# Exporting and saving machine learning models

Exporting and saving machine learning models is a crucial step in the model development process, allowing you to preserve the state of a model after training and deploy it in different environments. Here's a detailed guide on how to export and save machine learning models, focusing on various aspects and formats commonly used.

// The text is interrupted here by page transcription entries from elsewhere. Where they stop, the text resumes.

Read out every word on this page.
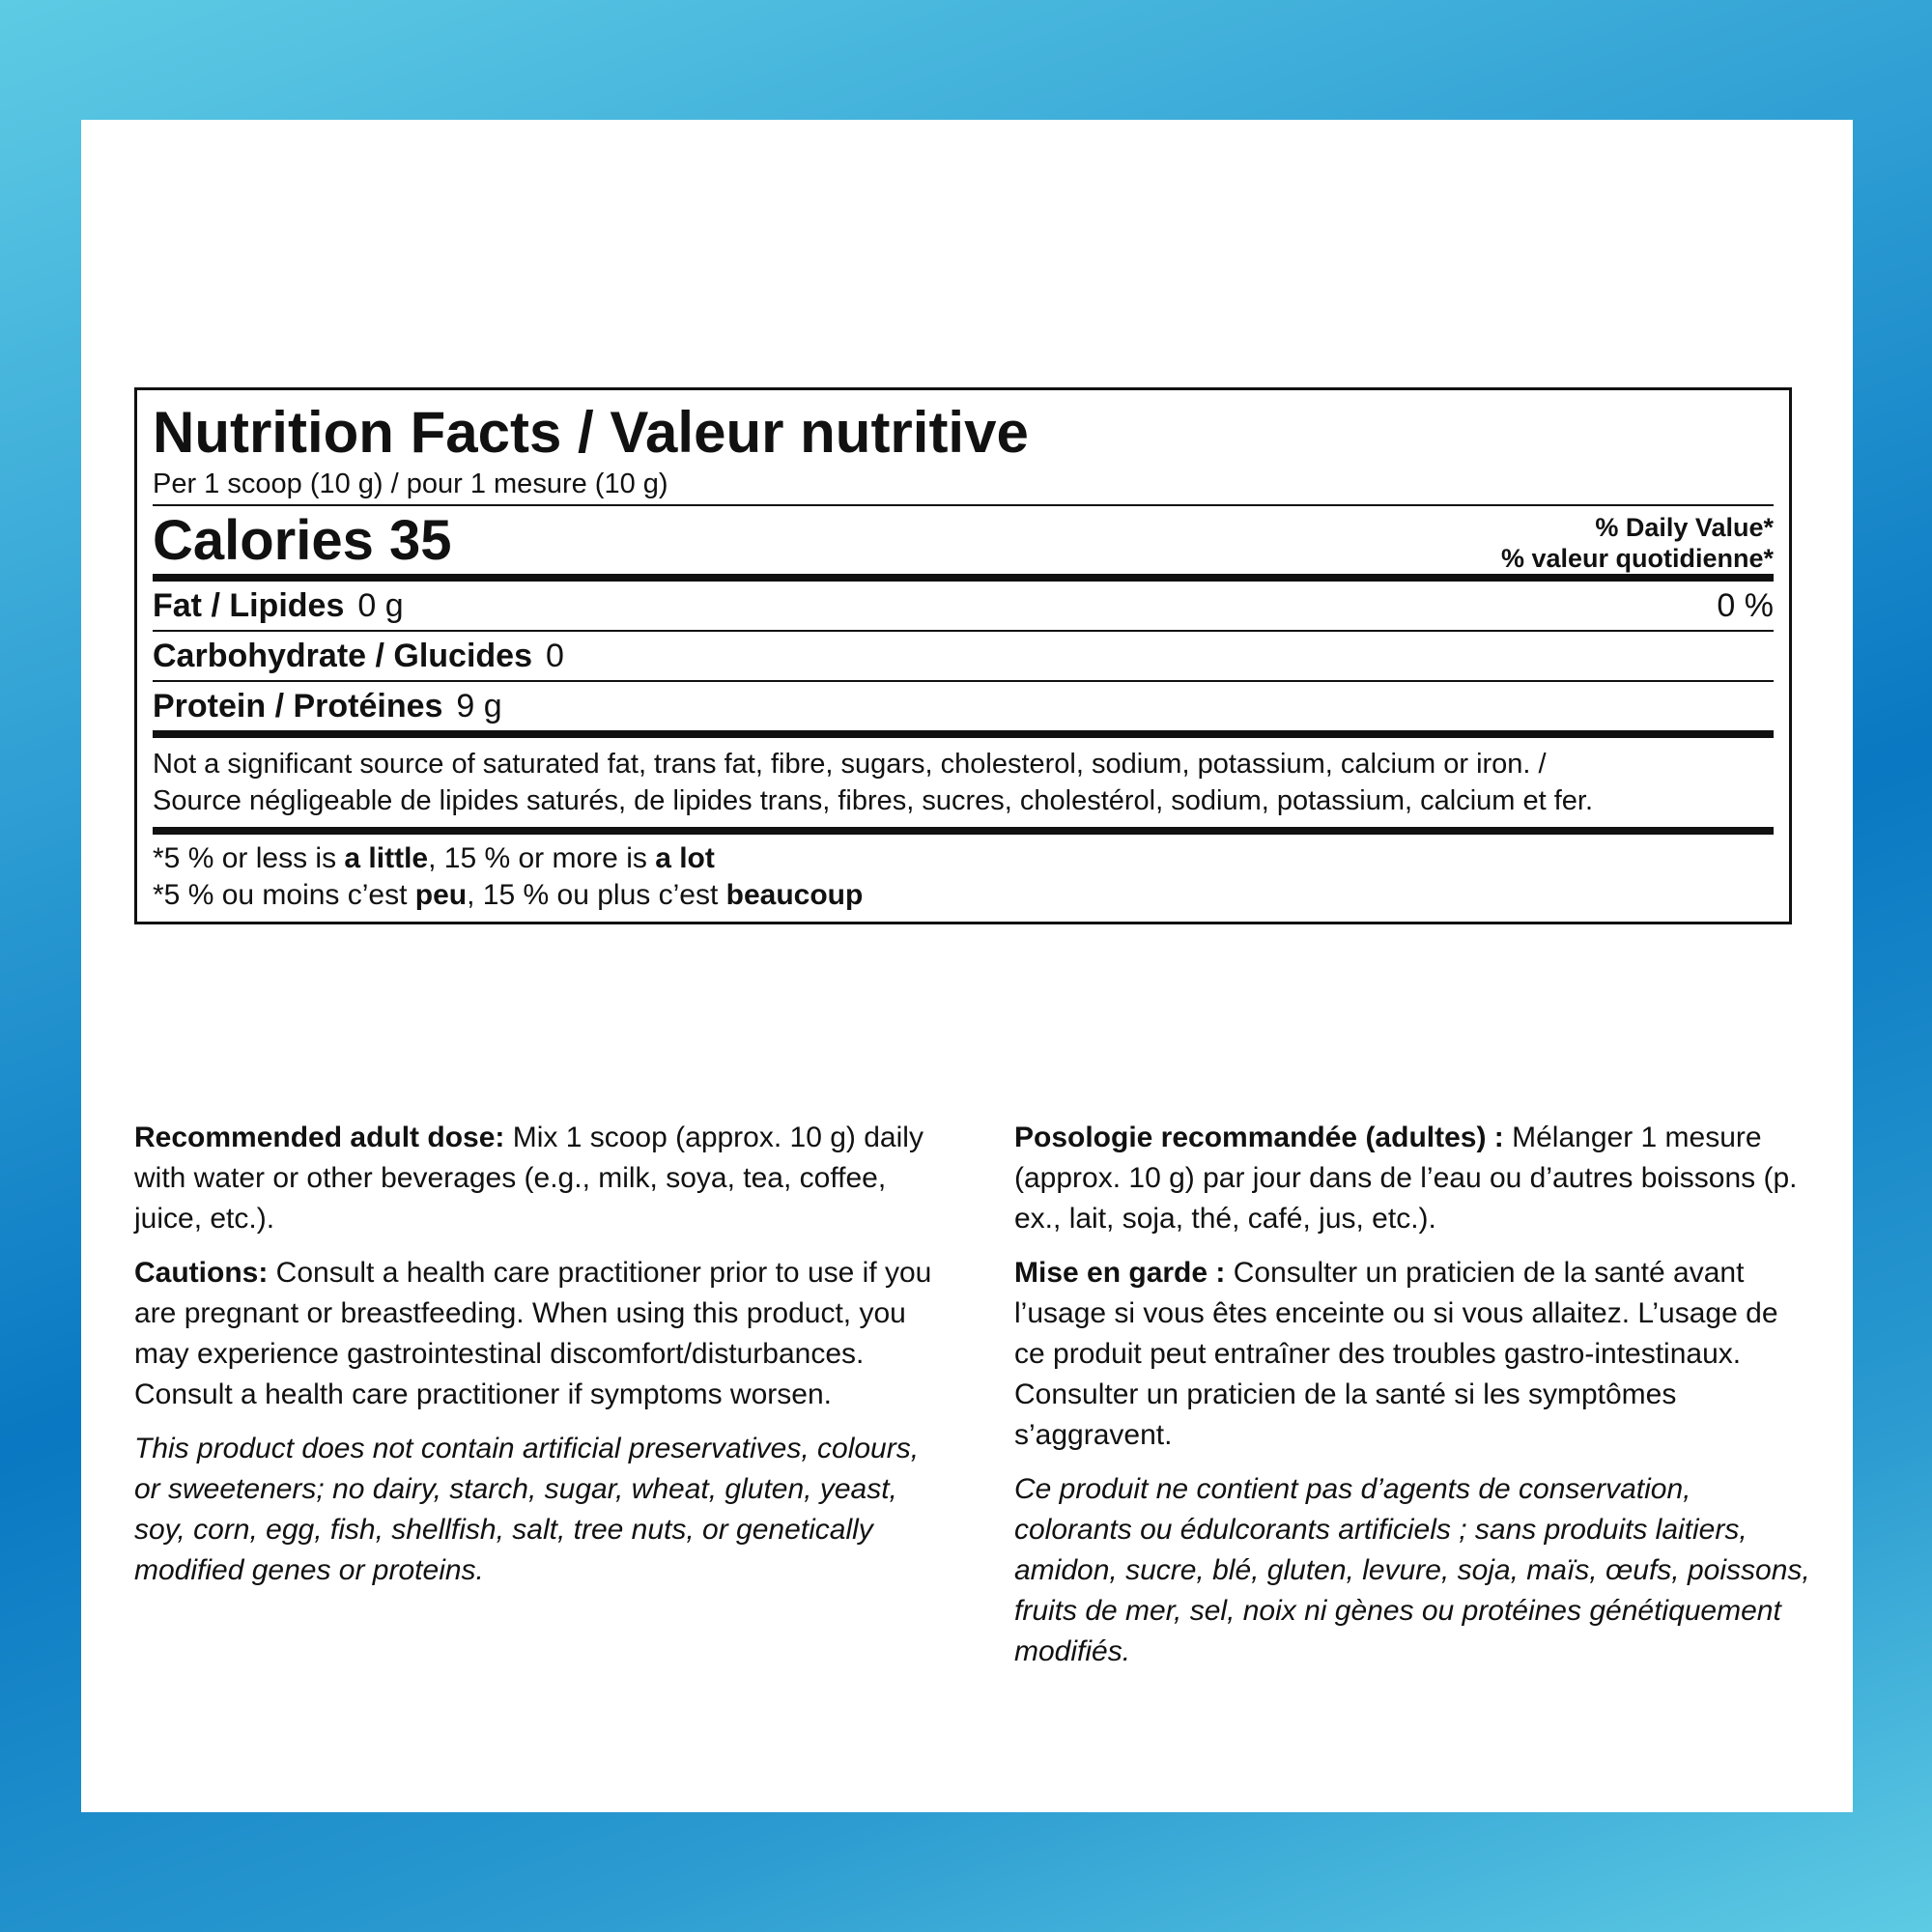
Nutrition Facts / Valeur nutritive
Per 1 scoop (10 g) / pour 1 mesure (10 g)
Calories 35	% Daily Value*
% valeur quotidienne*
Fat / Lipides 0 g	0 %
Carbohydrate / Glucides 0
Protein / Protéines 9 g
Not a significant source of saturated fat, trans fat, fibre, sugars, cholesterol, sodium, potassium, calcium or iron. /
Source négligeable de lipides saturés, de lipides trans, fibres, sucres, cholestérol, sodium, potassium, calcium et fer.
*5 % or less is a little, 15 % or more is a lot
*5 % ou moins c’est peu, 15 % ou plus c’est beaucoup

Recommended adult dose: Mix 1 scoop (approx. 10 g) daily with water or other beverages (e.g., milk, soya, tea, coffee, juice, etc.).

Cautions: Consult a health care practitioner prior to use if you are pregnant or breastfeeding. When using this product, you may experience gastrointestinal discomfort/disturbances. Consult a health care practitioner if symptoms worsen.

This product does not contain artificial preservatives, colours, or sweeteners; no dairy, starch, sugar, wheat, gluten, yeast, soy, corn, egg, fish, shellfish, salt, tree nuts, or genetically modified genes or proteins.

Posologie recommandée (adultes) : Mélanger 1 mesure (approx. 10 g) par jour dans de l’eau ou d’autres boissons (p. ex., lait, soja, thé, café, jus, etc.).

Mise en garde : Consulter un praticien de la santé avant l’usage si vous êtes enceinte ou si vous allaitez. L’usage de ce produit peut entraîner des troubles gastro-intestinaux. Consulter un praticien de la santé si les symptômes s’aggravent.

Ce produit ne contient pas d’agents de conservation, colorants ou édulcorants artificiels ; sans produits laitiers, amidon, sucre, blé, gluten, levure, soja, maïs, œufs, poissons, fruits de mer, sel, noix ni gènes ou protéines génétiquement modifiés.
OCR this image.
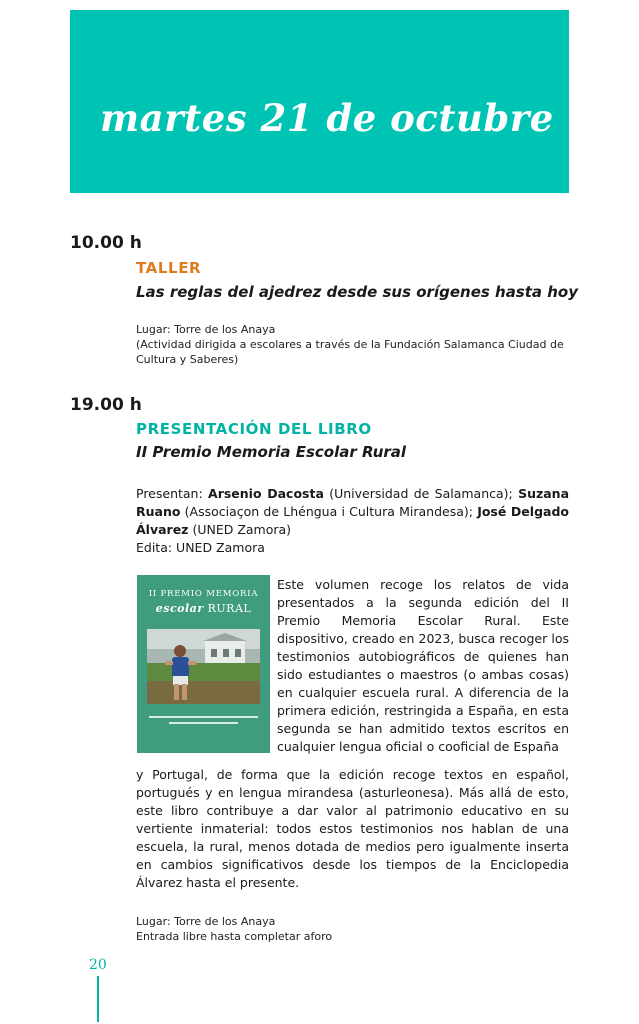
martes 21 de octubre
10.00 h
TALLER
Las reglas del ajedrez desde sus orígenes hasta hoy

Lugar: Torre de los Anaya

(Actividad dirigida a escolares a través de la Fundación Salamanca Ciudad de Cultura y Saberes)

19.00 h
PRESENTACIÓN DEL LIBRO
II Premio Memoria Escolar Rural

Presentan: Arsenio Dacosta (Universidad de Salamanca); Suzana Ruano (Associaçon de Lhéngua i Cultura Mirandesa); José Delgado Álvarez (UNED Zamora)

Edita: UNED Zamora

II PREMIO MEMORIA
escolar RURAL

Este volumen recoge los relatos de vida presentados a la segunda edición del II Premio Memoria Escolar Rural. Este dispositivo, creado en 2023, busca recoger los testimonios autobiográficos de quienes han sido estudiantes o maestros (o ambas cosas) en cualquier escuela rural. A diferencia de la primera edición, restringida a España, en esta segunda se han admitido textos escritos en cualquier lengua oficial o cooficial de España

y Portugal, de forma que la edición recoge textos en español, portugués y en lengua mirandesa (asturleonesa). Más allá de esto, este libro contribuye a dar valor al patrimonio educativo en su vertiente inmaterial: todos estos testimonios nos hablan de una escuela, la rural, menos dotada de medios pero igualmente inserta en cambios significativos desde los tiempos de la Enciclopedia Álvarez hasta el presente.

Lugar: Torre de los Anaya

Entrada libre hasta completar aforo

20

### Understanding Saving vs. Exporting

**Saving**
- Preserves the model's architecture, trained weights, and often associated configuration information (like hyperparameters or a vocabulary) so you don't need to train each time.
- Primarily intended for future use within the same framework or closely related environments where you started training.

**Exporting**:
- Converts the model into a representation suitable for deployment in production environments or for use across different frameworks.
- Often involves optimizations or format changes for better inference speed and compatibility.


### Common Formats for Saving Models
**Framework Specific Formats**
- PyTorch: (`.pth` or `.pt`): Saves either the entire model or just the state dictionary, which includes weights and biases but not the architecture.

- TensorFlow/Keras: (`.h5` or `SavedModel`): TensorFlow offers multiple ways to save models; as a single HDF5 file containing the architecture, weights, and training configuration, or as a SavedModel directory, which is a more comprehensive save format.

**Framework-Agnostic Formats**
- ONNX (Open Neural Network Exchange): A cross-platform format supported by many deep learning frameworks, which allows for model exchange between different tools.

### Saving Models in PyTorch
To save a model in PyTorch, you typically use either `torch.save` for the whole model or just the parameters.

In [2]:
import torch
from transformers import BertTokenizer, BertForQuestionAnswering

In [3]:
# Load a pre-trained BERT model and tokenizer
tokenizer = BertTokenizer.from_pretrained('bert-large-uncased-whole-word-masking-finetuned-squad')
model = BertForQuestionAnswering.from_pretrained('bert-large-uncased-whole-word-masking-finetuned-squad')

In [4]:
# Saving the Entire Model
torch.save(model, 'qa_model.pth')

In [5]:
# Saving Only the State Dictionary
torch.save(model.state_dict(), 'qa_model.pth')

### Exporting Models to ONNX
Exporting a model to ONNX requires the model to be in evaluation mode and a sample input to trace the computation graph.

In [6]:
import torch.onnx

# Set the model to evaluation mode
model.eval()

# Create dummy input as required for the model to run
inputs = tokenizer("What is AI?", "AI is Artificial Intelligence", return_tensors="pt")

# Export the model
torch.onnx.export(model, 
                  args=(inputs['input_ids'], inputs['attention_mask']), 
                  f="qa_model.onnx",
                  input_names=['input_ids', 'attention_mask'],
                  output_names=['start_logits', 'end_logits'],
                  dynamic_axes={'input_ids' : {0 : 'batch_size'},    # Variable batch size
                                'attention_mask' : {0 : 'batch_size'},
                                'start_logits' : {0 : 'batch_size'},
                                'end_logits' : {0 : 'batch_size'}})


### Loading and Using Saved Models

 Loading Models in PyTorch

In [7]:
# Loading the entire model
model = torch.load('qa_model.pth')


Running an ONNX Model

In [8]:
import onnxruntime as ort

session = ort.InferenceSession('qa_model.onnx')

### Considerations for Production
- Version Control: Always version your models to manage updates smoothly.
- Testing: Before deployment, rigorously test the model's performance and stability in an environment similar to production.
- Optimization: Consider model optimization techniques for better performance, especially in resource-constrained environments (e.g., model quantization, pruning).